オレは食器を洗う手を止めて玄関に赴いた。

「前田さまのお宅でしょうか?」
「うちだけど?」
「流星サービス(株)と申します。お届け物です」
「お届け物?」
玄関を開けると黒ずくめにサングラスのいかにも怪しげな男たちが目の前にいた。

「はい。こちらの犬をお届けに上がりました。サインか判子をお願いします」
「犬?そんなものを頼んだ覚えは……な!?」
そこには素っ裸に栗色のイヌミミとしっぽをつけ首輪にリードをつけられた女性がお座りをしている。

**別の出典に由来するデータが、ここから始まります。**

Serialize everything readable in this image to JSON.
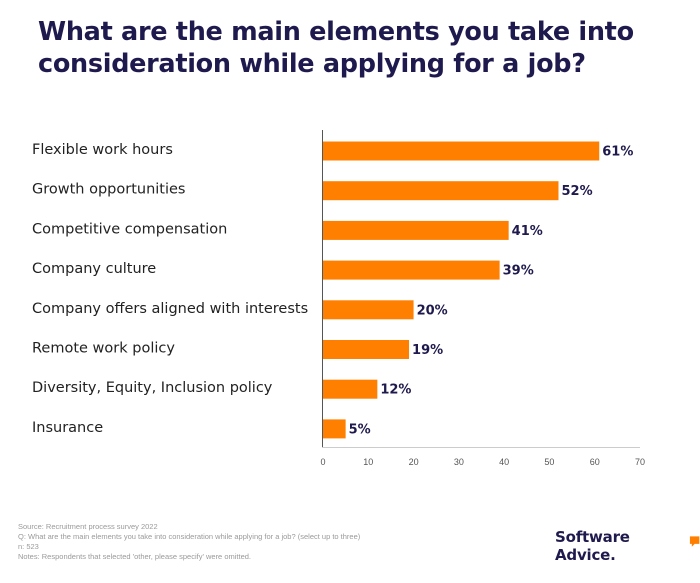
{
  "title": "What are the main elements you take into consideration while applying for a job?",
  "chart_data": {
    "type": "bar",
    "orientation": "horizontal",
    "categories": [
      "Flexible work hours",
      "Growth opportunities",
      "Competitive compensation",
      "Company culture",
      "Company offers aligned with interests",
      "Remote work policy",
      "Diversity, Equity, Inclusion policy",
      "Insurance"
    ],
    "values": [
      61,
      52,
      41,
      39,
      20,
      19,
      12,
      5
    ],
    "value_labels": [
      "61%",
      "52%",
      "41%",
      "39%",
      "20%",
      "19%",
      "12%",
      "5%"
    ],
    "xlim": [
      0,
      70
    ],
    "xticks": [
      0,
      10,
      20,
      30,
      40,
      50,
      60,
      70
    ],
    "bar_color": "#ff8000",
    "grid": false,
    "legend": "none"
  },
  "footnotes": {
    "source": "Source: Recruitment process survey 2022",
    "question": "Q: What are the main elements you take into consideration while applying for a job? (select up to three)",
    "n": "n: 523",
    "notes": "Notes: Respondents that selected 'other, please specify' were omitted."
  },
  "brand": {
    "name": "Software Advice.",
    "colors": {
      "text": "#1f1a4d",
      "mark": "#ff8000"
    },
    "icon": "speech-bubble-icon"
  }
}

「一週間ほど前にこちらの娘さんでしたか。流れ星に『犬が欲しい』と願われたのでその願いが受理されたのですよ」
「確かに……まゆが欲しいと言っていたが……」
「まゆさんとおっしゃいますか。幸運な方ですね。流れ星への願いは一万分の一の確率でしか受理されないんですから」
「……しかし、これが犬……だと?」
「犬ですよ。ほらよくご覧ください」

どう見ても普通の女性にイヌミミとしっぽをつけただけにしか思えない。オレはいぶかしげに彼女の顔をのぞき込んだ。イヌミミの女性はわかっていないのか無邪気に笑みを返す。

「どこをどう見たって人間だろう?」
「違いますよ。ほら、ぽち、お手」
「わんっ!」
サングラスの男が差し出した手の上にその犬と呼ばれた女性は手を乗せた。

「よくできたな」
男に頭を撫でられると彼女は嬉しそうに目を細める。

「これでもまだ人間だと?」
「だから……」
「こんなに芸達者なんですよ。ほら、伏せ!」
「わんっ!」
「おまわり!」
「わんっ!」
「ちんちん!」
男の声にためらわず前足をあげ、彼女はちんちんのポーズをとった。

「うわぁぁぁぁ……止めろ!止めてくれー!」
「くうん?」
オレがわめくと黒めがねはストップをかけた。彼女はなぜ止められたのだろうと不思議そうに小首をかしげる。
彼女は裸であり、もちろん下着なんかつけていない。だからそのグラマラスな胸もわずかばかり恥毛の生えている秘処も丸見えだ。妻と離婚をして早三年。その間他の女性との性的接触はなし。幼い子供がいるために風俗にいく時間さえもとれない。むなしく手淫ですませる毎日のやもめ男には刺激が強すぎる。